Cops: “Potential Tragedy” Averted at Bonner & Prendergast
When a dozen or so Upper Darby police officers bounded into Monsignor Bonner and Archbishop Prendergast High School on Wednesday morning, a handful of students knew they were officially screwed.
Four male students and one female student ended up in handcuffs after cops found a handgun, drugs and bullets during a search of the building — an eyebrow-raising episode from a school that usually doesn’t make headlines for police activity. “We very seldom get called there,” said Upper Darby Police Superintendent Michael Chitwood. “Obviously, they have problems like everyone else, but they must handle that stuff internally.”
So what the hell happened?
Chitwood sketched out a story that began with a couple of Bonner and Prendie kids cutting class, and hanging out near a trolley stop not far from the Drexel Hill school.

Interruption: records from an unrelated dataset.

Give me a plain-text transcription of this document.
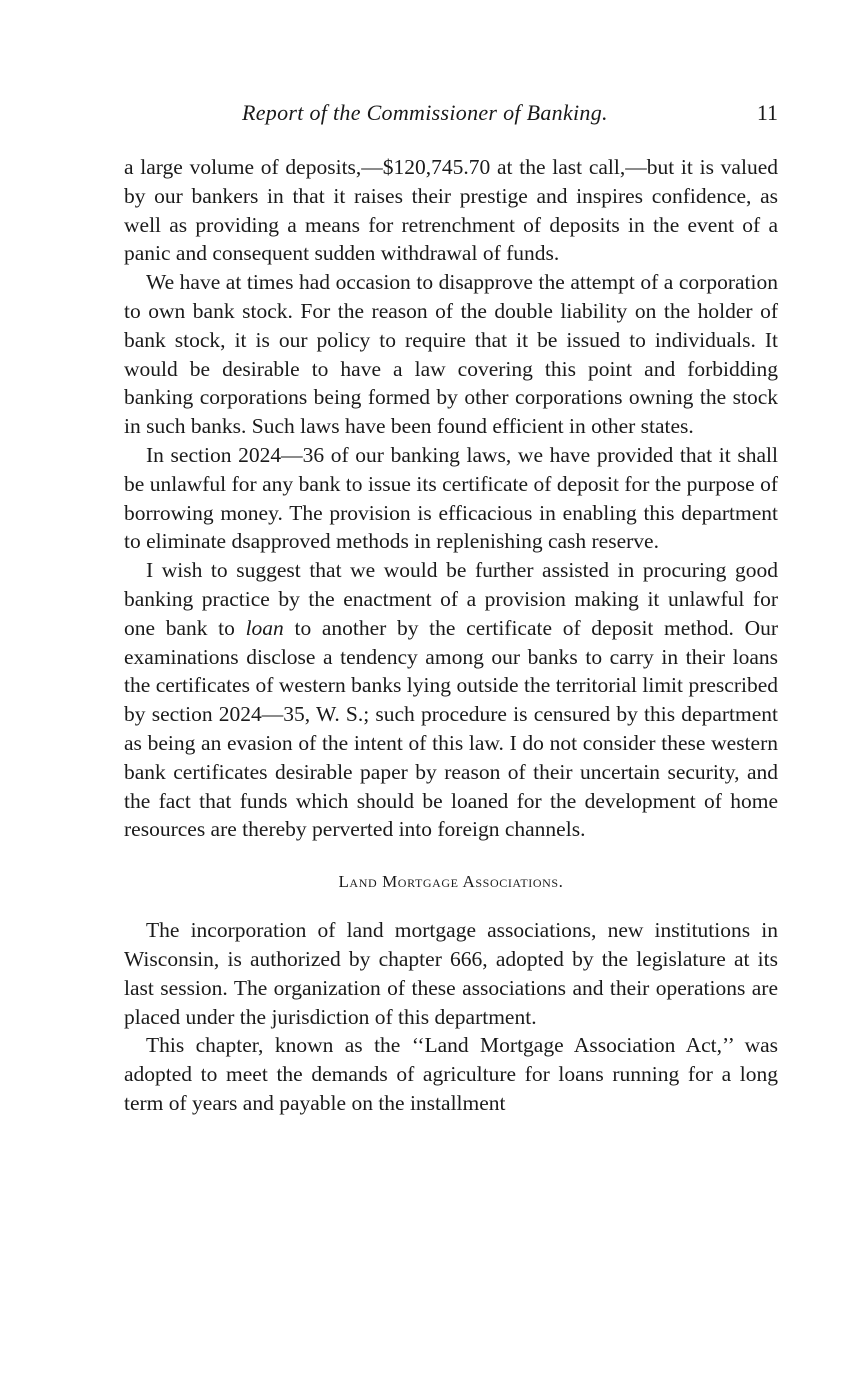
Report of the Commissioner of Banking.	11

a large volume of deposits,—$120,745.70 at the last call,—but it is valued by our bankers in that it raises their prestige and inspires confidence, as well as providing a means for retrenchment of deposits in the event of a panic and consequent sudden withdrawal of funds.

We have at times had occasion to disapprove the attempt of a corporation to own bank stock. For the reason of the double liability on the holder of bank stock, it is our policy to require that it be issued to individuals. It would be desirable to have a law covering this point and forbidding banking corporations being formed by other corporations owning the stock in such banks. Such laws have been found efficient in other states.

In section 2024—36 of our banking laws, we have provided that it shall be unlawful for any bank to issue its certificate of deposit for the purpose of borrowing money. The provision is efficacious in enabling this department to eliminate dsapproved methods in replenishing cash reserve.

I wish to suggest that we would be further assisted in procuring good banking practice by the enactment of a provision making it unlawful for one bank to loan to another by the certificate of deposit method. Our examinations disclose a tendency among our banks to carry in their loans the certificates of western banks lying outside the territorial limit prescribed by section 2024—35, W. S.; such procedure is censured by this department as being an evasion of the intent of this law. I do not consider these western bank certificates desirable paper by reason of their uncertain security, and the fact that funds which should be loaned for the development of home resources are thereby perverted into foreign channels.

Land Mortgage Associations.

The incorporation of land mortgage associations, new institutions in Wisconsin, is authorized by chapter 666, adopted by the legislature at its last session. The organization of these associations and their operations are placed under the jurisdiction of this department.

This chapter, known as the ‘‘Land Mortgage Association Act,’’ was adopted to meet the demands of agriculture for loans running for a long term of years and payable on the installment
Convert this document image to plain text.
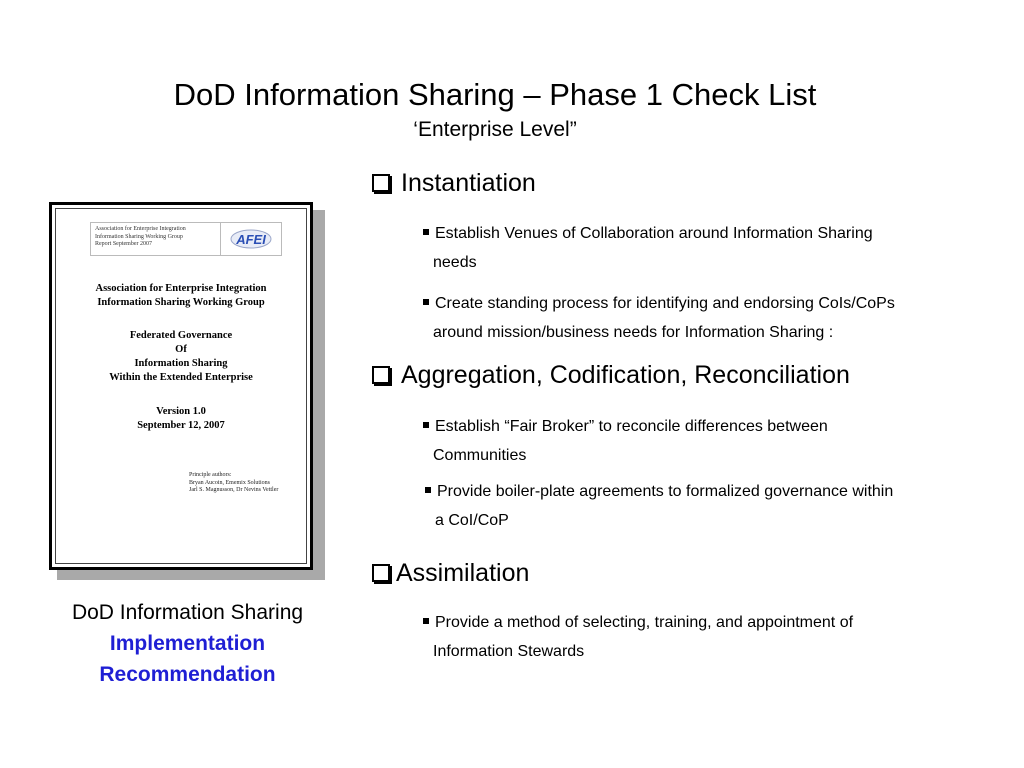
DoD Information Sharing – Phase 1 Check List
‘Enterprise Level”
Association for Enterprise Integration
Information Sharing Working Group
Report September 2007	AFEI
Association for Enterprise Integration
Information Sharing Working Group
Federated Governance
Of
Information Sharing
Within the Extended Enterprise
Version 1.0
September 12, 2007
Principle authors:
Bryan Aucoin, Ememix Solutions
Jarl S. Magnusson, Dr Nevins Vettler
DoD Information Sharing
Implementation
Recommendation
Instantiation
Establish Venues of Collaboration around Information Sharing
needs
Create standing process for identifying and endorsing CoIs/CoPs
around mission/business needs for Information Sharing :
Aggregation, Codification, Reconciliation
Establish “Fair Broker” to reconcile differences between
Communities
Provide boiler-plate agreements to formalized governance within
a CoI/CoP
Assimilation
Provide a method of selecting, training, and appointment of
Information Stewards
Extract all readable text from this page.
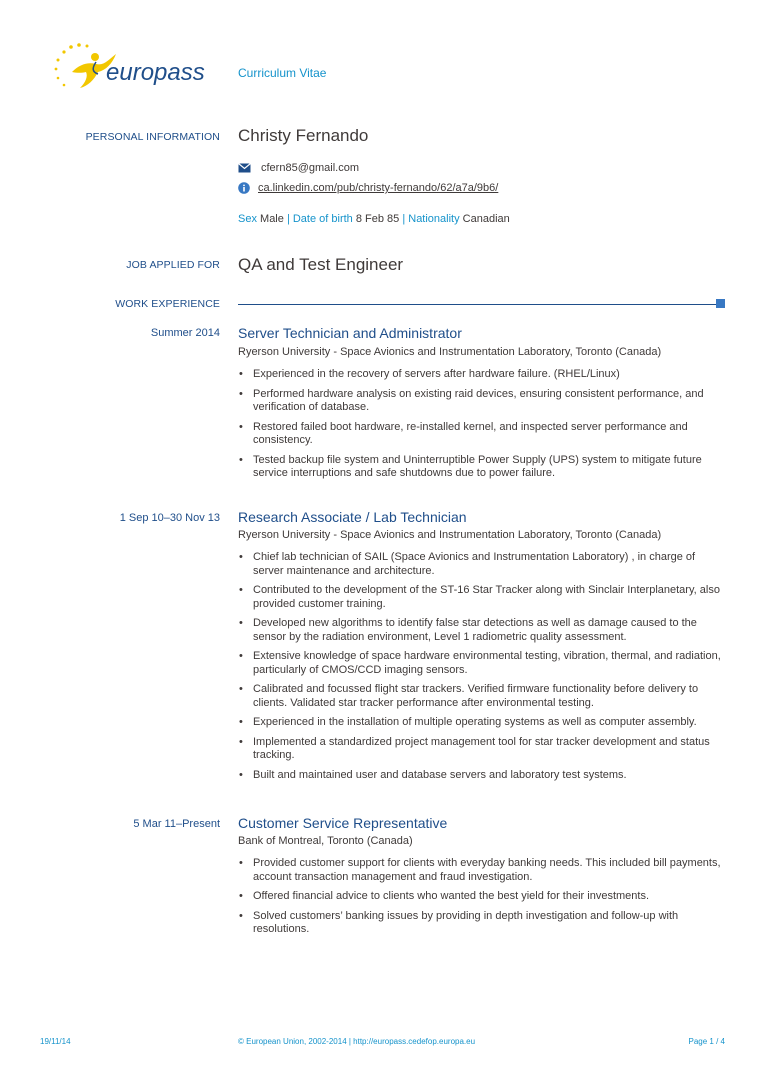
europass	Curriculum Vitae
PERSONAL INFORMATION Christy Fernando
cfern85@gmail.com
ca.linkedin.com/pub/christy-fernando/62/a7a/9b6/
Sex Male | Date of birth 8 Feb 85 | Nationality Canadian
JOB APPLIED FOR QA and Test Engineer
WORK EXPERIENCE
Summer 2014 Server Technician and Administrator
Ryerson University - Space Avionics and Instrumentation Laboratory, Toronto (Canada)
• Experienced in the recovery of servers after hardware failure. (RHEL/Linux)
• Performed hardware analysis on existing raid devices, ensuring consistent performance, and verification of database.
• Restored failed boot hardware, re-installed kernel, and inspected server performance and consistency.
• Tested backup file system and Uninterruptible Power Supply (UPS) system to mitigate future service interruptions and safe shutdowns due to power failure.
1 Sep 10–30 Nov 13 Research Associate / Lab Technician
Ryerson University - Space Avionics and Instrumentation Laboratory, Toronto (Canada)
• Chief lab technician of SAIL (Space Avionics and Instrumentation Laboratory) , in charge of server maintenance and architecture.
• Contributed to the development of the ST-16 Star Tracker along with Sinclair Interplanetary, also provided customer training.
• Developed new algorithms to identify false star detections as well as damage caused to the sensor by the radiation environment, Level 1 radiometric quality assessment.
• Extensive knowledge of space hardware environmental testing, vibration, thermal, and radiation, particularly of CMOS/CCD imaging sensors.
• Calibrated and focussed flight star trackers. Verified firmware functionality before delivery to clients. Validated star tracker performance after environmental testing.
• Experienced in the installation of multiple operating systems as well as computer assembly.
• Implemented a standardized project management tool for star tracker development and status tracking.
• Built and maintained user and database servers and laboratory test systems.
5 Mar 11–Present Customer Service Representative
Bank of Montreal, Toronto (Canada)
• Provided customer support for clients with everyday banking needs. This included bill payments, account transaction management and fraud investigation.
• Offered financial advice to clients who wanted the best yield for their investments.
• Solved customers’ banking issues by providing in depth investigation and follow-up with resolutions.
19/11/14	© European Union, 2002-2014 | http://europass.cedefop.europa.eu	Page 1 / 4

A male student allegedly sold drugs to two female students. And then, for some reason, things got tense.
The male student pulled out a handgun, Chitwood said, and allegedly threatened to shoot one of the girls in the foot. How does Upper Darby’s top cop know all of this? “There was another female student in the area and observed everything,” he said. “The three then headed back to the high school, and cut through the football field right in front of Bonner. She followed right behind them.”
When the witness got into school, she ran to the school’s principal and explained what she saw. The school called police, and the building was placed on lockdown. Chitwood said his department regularly runs through lockdown drills with local schools. But this time, the situation wasn’t hypothetical.
A police canine hit on two lockers. Cops found marijuana in both, and took into custody two males students who were assigned to the lockers. They identified and tracked down the male student who had allegedly brandished a gun earlier in the day. “We grabbed him,” Chitwood said. “He had marijuana on his person, but no gun.”
The cops were led to a fourth student who had several rounds of 9mm ammunition in his schoolbag, and the locker of one of the female students who had been at the trolley stop. “We look in her locker and find a fully-loaded 9mm,” Chitwood said.
One of the students had allegedly stolen the gun from a relative, Chitwood said. Four of the students were charged with weapons violations, he said. “Stupidity reigns,” he sighed.
Chitwood praised the female student who followed her peers and alerted the principal to the situation. “I think she’s a hero. She helped avoid a potential tragedy,” he said. “You put drugs and guns and kids together, it don’t mix. Who knows what the hell they were going to do with that gun?”
When asked how the school will handle disciplining the five students, Kenneth Gavin, a spokesman for the Archdiocese of Philadelphia, pointed to a section of the student’s handbook which reads in part: “Weapons and replicas of weapons are forbidden on school property. Students who bring weapons to school will be dismissed … Anyone found possessing, selling, consuming, or buying any kind of drugs or alcohol on school property, at a school related event or in the vicinity of the school may be placed in police custody and expelled.”